Pakistan releases bomber's photo, deploys army
KARACHI, Apr 13 (Reuters) Pakistani police released a photograph today of the bearded, bloodied head of a suspected suicide bomber, and the army was ordered onto Karachi's streets to prevent rioting after the killing of 57 people at a prayer meeting.
No group has claimed responsibility for Tuesday's blast, which targeted a congregation of 15,000 Sunni Muslims, Pakistan's majority sect, celebrating the birthday of Prophet Mohammad.
''We definitely know that the bomber blew himself up, but what needs to be known is whether he was alone or not,'' Niaz Siddiqui, Karachi police chief, told Reuters. ''There are three bodies and a body-less head which are still to be identified.'' The photograph showed a heavily bearded man's head propped on a pillow, bound by string to keep it together as one portion of the face had been blown away. Both eyes were half open.
Typically, a suicide bomber's head is blown off by the upward force of the explosives strapped to his body.
Suicide bombing has become more common in Pakistan, and Islamist militant groups angered by President Pervez Musharraf's support for the US-led war on terrorism have used it in attempts to assassinate both the president and his prime minister.

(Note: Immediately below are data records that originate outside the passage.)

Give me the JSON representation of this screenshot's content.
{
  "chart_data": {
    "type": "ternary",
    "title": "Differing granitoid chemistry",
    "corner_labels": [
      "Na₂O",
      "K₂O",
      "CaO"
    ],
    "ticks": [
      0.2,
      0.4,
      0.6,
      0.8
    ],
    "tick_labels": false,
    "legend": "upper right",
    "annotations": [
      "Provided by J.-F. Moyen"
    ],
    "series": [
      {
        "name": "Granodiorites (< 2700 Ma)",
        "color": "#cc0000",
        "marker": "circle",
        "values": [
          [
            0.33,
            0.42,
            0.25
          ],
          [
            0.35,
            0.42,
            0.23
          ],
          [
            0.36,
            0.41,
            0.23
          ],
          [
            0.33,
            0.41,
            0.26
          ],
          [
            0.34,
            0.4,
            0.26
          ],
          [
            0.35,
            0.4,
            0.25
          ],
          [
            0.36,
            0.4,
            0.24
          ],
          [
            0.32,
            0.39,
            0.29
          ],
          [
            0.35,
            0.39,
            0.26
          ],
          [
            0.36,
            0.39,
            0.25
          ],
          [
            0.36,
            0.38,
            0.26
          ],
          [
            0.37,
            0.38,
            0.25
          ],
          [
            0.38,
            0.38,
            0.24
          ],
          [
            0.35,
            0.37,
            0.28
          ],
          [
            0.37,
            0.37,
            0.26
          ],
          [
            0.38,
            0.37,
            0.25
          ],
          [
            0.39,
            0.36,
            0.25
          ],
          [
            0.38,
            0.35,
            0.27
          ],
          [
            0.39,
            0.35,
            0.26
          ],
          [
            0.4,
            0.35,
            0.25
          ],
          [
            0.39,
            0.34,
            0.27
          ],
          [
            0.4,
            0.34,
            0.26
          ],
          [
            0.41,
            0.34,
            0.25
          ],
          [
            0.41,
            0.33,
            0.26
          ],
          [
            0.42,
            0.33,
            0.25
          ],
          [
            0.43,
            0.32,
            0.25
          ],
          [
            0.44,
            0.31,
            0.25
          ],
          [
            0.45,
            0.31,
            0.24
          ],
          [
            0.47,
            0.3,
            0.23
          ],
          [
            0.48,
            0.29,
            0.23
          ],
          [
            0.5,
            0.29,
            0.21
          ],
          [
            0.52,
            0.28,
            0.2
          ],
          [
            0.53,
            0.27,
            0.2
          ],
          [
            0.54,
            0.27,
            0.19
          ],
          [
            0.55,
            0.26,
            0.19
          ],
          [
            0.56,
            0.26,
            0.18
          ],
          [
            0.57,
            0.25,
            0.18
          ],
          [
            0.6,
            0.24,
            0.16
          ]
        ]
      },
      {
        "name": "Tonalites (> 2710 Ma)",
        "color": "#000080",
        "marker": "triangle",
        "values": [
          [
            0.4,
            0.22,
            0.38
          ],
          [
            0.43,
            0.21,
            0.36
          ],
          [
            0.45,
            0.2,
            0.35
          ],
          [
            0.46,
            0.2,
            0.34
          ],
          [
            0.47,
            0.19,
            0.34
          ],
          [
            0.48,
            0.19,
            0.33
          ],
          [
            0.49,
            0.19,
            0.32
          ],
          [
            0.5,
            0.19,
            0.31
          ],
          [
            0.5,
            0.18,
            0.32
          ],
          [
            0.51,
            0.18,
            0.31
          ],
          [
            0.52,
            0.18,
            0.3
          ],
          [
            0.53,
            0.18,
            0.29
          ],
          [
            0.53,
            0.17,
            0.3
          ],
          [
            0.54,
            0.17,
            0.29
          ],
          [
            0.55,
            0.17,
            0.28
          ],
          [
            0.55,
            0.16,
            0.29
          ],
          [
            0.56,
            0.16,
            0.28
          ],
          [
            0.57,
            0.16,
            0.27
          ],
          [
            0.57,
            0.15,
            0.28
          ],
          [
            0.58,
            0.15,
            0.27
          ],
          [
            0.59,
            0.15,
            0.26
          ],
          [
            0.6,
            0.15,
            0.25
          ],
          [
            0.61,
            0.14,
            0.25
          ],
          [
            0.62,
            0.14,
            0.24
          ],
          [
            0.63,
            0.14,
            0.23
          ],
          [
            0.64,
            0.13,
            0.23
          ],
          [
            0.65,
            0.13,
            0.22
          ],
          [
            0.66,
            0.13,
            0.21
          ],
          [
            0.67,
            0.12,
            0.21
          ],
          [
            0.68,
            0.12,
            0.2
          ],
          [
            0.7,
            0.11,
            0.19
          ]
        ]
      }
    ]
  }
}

There had been speculation earlier that there could have been more than one suicide bomber, and the police chief said the head and body parts were being sent for DNA testing to get matches, but the results might take a couple of days.

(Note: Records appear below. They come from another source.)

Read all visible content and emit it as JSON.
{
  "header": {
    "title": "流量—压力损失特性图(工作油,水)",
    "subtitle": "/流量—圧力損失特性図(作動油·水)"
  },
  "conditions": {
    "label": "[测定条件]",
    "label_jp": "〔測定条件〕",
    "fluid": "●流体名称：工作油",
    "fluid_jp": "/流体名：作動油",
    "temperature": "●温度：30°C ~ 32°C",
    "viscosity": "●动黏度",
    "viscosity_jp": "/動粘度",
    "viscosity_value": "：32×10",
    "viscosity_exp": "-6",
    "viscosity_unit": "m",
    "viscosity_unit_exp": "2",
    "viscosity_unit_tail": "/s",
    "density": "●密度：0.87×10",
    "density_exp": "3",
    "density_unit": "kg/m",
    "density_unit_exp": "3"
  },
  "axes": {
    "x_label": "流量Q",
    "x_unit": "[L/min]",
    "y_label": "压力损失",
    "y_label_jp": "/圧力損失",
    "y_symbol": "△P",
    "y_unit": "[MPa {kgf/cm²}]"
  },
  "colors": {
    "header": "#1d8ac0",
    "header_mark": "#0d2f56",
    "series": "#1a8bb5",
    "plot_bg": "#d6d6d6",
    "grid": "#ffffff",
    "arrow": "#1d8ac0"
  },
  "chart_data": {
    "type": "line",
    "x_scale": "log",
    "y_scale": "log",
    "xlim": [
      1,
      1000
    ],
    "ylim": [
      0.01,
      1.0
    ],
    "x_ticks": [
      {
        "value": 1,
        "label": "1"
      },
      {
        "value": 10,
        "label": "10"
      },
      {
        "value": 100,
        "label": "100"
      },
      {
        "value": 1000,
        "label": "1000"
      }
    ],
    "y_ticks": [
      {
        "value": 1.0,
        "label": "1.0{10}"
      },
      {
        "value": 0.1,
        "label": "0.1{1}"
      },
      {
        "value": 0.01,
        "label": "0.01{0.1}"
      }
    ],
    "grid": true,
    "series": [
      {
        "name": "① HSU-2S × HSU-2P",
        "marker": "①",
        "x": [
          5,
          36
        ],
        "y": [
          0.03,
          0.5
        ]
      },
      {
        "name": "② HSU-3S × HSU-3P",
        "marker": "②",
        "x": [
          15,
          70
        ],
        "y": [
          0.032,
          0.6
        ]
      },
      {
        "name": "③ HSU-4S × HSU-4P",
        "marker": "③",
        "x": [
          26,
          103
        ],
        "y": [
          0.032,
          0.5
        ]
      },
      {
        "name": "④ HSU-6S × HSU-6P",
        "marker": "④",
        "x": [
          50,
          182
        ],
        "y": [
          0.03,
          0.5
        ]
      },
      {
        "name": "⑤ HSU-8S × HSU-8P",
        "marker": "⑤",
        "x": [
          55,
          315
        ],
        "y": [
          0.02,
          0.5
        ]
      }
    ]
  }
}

Police were also questioning a wounded Shi'ite Muslim from Baltistan, in Pakistan's Northern Areas. He said he was at the scene with an Afghan national investigators are now looking for, a police official said.

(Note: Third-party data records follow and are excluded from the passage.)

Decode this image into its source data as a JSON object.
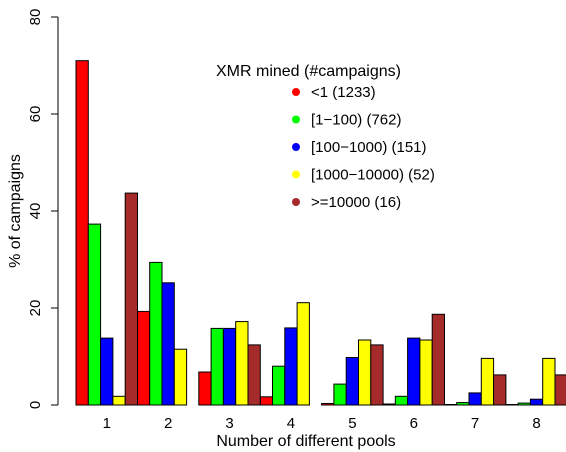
{
  "chart_data": {
    "type": "bar",
    "title": "",
    "xlabel": "Number of different pools",
    "ylabel": "% of campaigns",
    "ylim": [
      0,
      80
    ],
    "yticks": [
      "0",
      "20",
      "40",
      "60",
      "80"
    ],
    "categories": [
      "1",
      "2",
      "3",
      "4",
      "5",
      "6",
      "7",
      "8"
    ],
    "legend": {
      "title": "XMR mined (#campaigns)",
      "placement": "top-right"
    },
    "grid": false,
    "series": [
      {
        "name": "<1 (1233)",
        "color": "#ff0000",
        "values": [
          71,
          19.3,
          6.8,
          1.7,
          0.3,
          0.2,
          0.1,
          0.1
        ]
      },
      {
        "name": "[1−100) (762)",
        "color": "#00ff00",
        "values": [
          37.3,
          29.4,
          15.8,
          8,
          4.3,
          1.8,
          0.5,
          0.4
        ]
      },
      {
        "name": "[100−1000) (151)",
        "color": "#0000ff",
        "values": [
          13.8,
          25.2,
          15.8,
          15.9,
          9.8,
          13.8,
          2.5,
          1.2
        ]
      },
      {
        "name": "[1000−10000) (52)",
        "color": "#ffff00",
        "values": [
          1.8,
          11.5,
          17.2,
          21.1,
          13.4,
          13.4,
          9.6,
          9.6
        ]
      },
      {
        "name": ">=10000 (16)",
        "color": "#a52a2a",
        "values": [
          43.7,
          0,
          12.4,
          0,
          12.4,
          18.7,
          6.2,
          6.2
        ]
      }
    ]
  }
}
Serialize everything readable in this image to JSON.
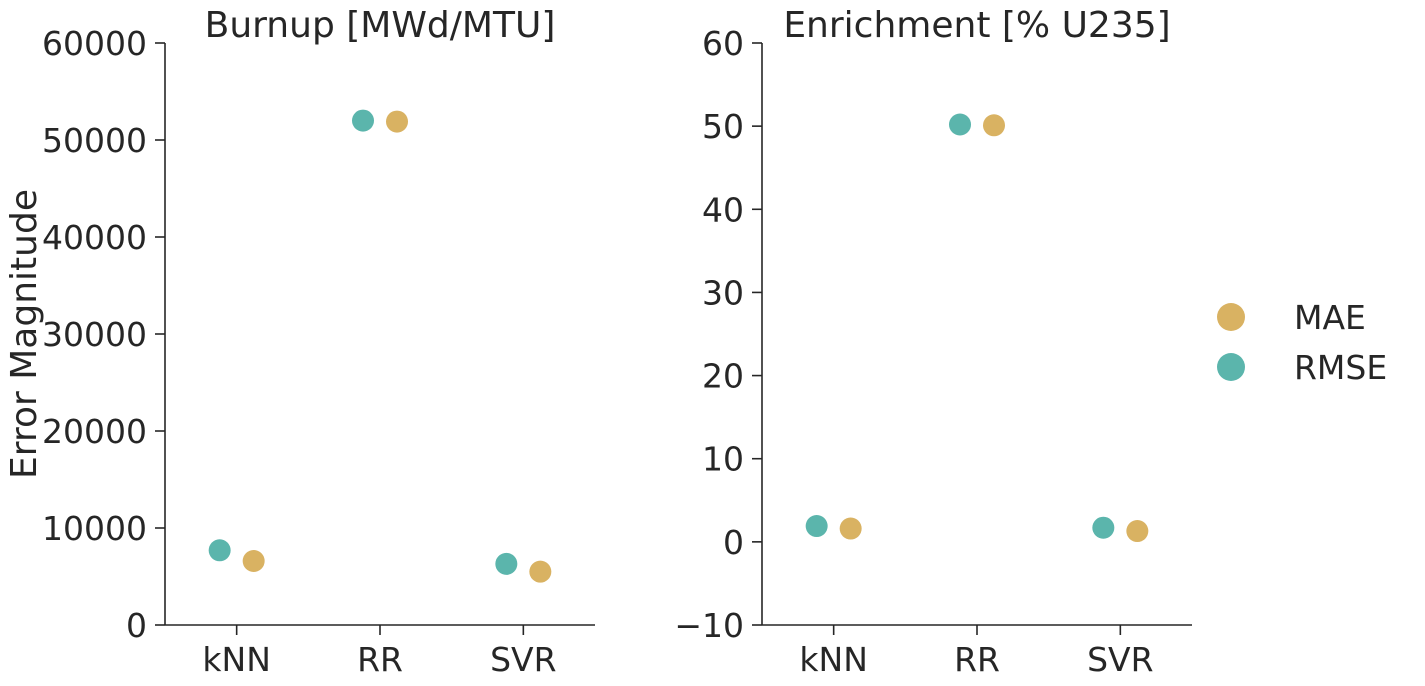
{
  "colors": {
    "MAE": "#D9B262",
    "RMSE": "#5BB5AC",
    "axis": "#262626"
  },
  "legend": {
    "placement": "right",
    "entries": [
      {
        "name": "MAE",
        "color": "#D9B262"
      },
      {
        "name": "RMSE",
        "color": "#5BB5AC"
      }
    ]
  },
  "chart_data": [
    {
      "type": "scatter",
      "title": "Burnup [MWd/MTU]",
      "xlabel": "",
      "ylabel": "Error Magnitude",
      "categories": [
        "kNN",
        "RR",
        "SVR"
      ],
      "ylim": [
        0,
        60000
      ],
      "yticks": [
        0,
        10000,
        20000,
        30000,
        40000,
        50000,
        60000
      ],
      "ytick_labels": [
        "0",
        "10000",
        "20000",
        "30000",
        "40000",
        "50000",
        "60000"
      ],
      "grid": false,
      "series": [
        {
          "name": "MAE",
          "values": [
            6600,
            51900,
            5500
          ]
        },
        {
          "name": "RMSE",
          "values": [
            7700,
            52000,
            6300
          ]
        }
      ]
    },
    {
      "type": "scatter",
      "title": "Enrichment [% U235]",
      "xlabel": "",
      "ylabel": "",
      "categories": [
        "kNN",
        "RR",
        "SVR"
      ],
      "ylim": [
        -10,
        60
      ],
      "yticks": [
        -10,
        0,
        10,
        20,
        30,
        40,
        50,
        60
      ],
      "ytick_labels": [
        "−10",
        "0",
        "10",
        "20",
        "30",
        "40",
        "50",
        "60"
      ],
      "grid": false,
      "series": [
        {
          "name": "MAE",
          "values": [
            1.6,
            50.1,
            1.3
          ]
        },
        {
          "name": "RMSE",
          "values": [
            1.9,
            50.2,
            1.7
          ]
        }
      ]
    }
  ]
}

Low-level violence between Sunnis and Shi'ites has gripped some regions in the high mountains of Pakistan's far north, in recent years without spilling over to other parts of the country.
MANY MILITANT GROUPS The police have still to narrow down the list of usual suspects as Pakistan has many militant groups, from sectarian, separatist and ethnic movements to al Qaeda-linked Islamists.
Soldiers were deployed at the request of the local government in the volatile southern city, to reinforce police and paramilitary troops patrolling the streets since the attack.
''We appeal to the people of Karachi and Pakistan to maintain peace,'' Prime Minister Shaukat Aziz said during a visit to a city bristling with tension.
Violence between political parties is also commonplace in Pakistan, particularly in Karachi, and officials in Sindh province's Muttahida Qaumi Movement government privately voiced fears that some Islamist rivals might seek to blame them.
Funerals were scheduled for later today for several leaders of Jamaat-e-Ahle Sunnat, a religious movement which has hundreds of thousands of followers among Pakistan's dominant Barelvi sect of Sunni Muslims, who were killed in the blast.
''We have called for a countrywide strike tomorrow to protest the killing of the Sunni leadership,'' said Shah Turabul Haq, one of the leaders who survived the attack.
The Sindh government has called for three days of mourning, closed schools and colleges, and advised foreign franchises such as fast-food outlets KFC and MacDonald's to remain shut.
In some neighbourhoods, youths burned tyres and pelted passing vehicles, and several parked cars were set ablaze, according to the fire department.
But roads were generally quiet, with much reduced traffic as public transport had virtually stopped and most petrol filling stations had closed, creating fuel shortages in the city. Several cars and fuel stations have been torched in the past few days.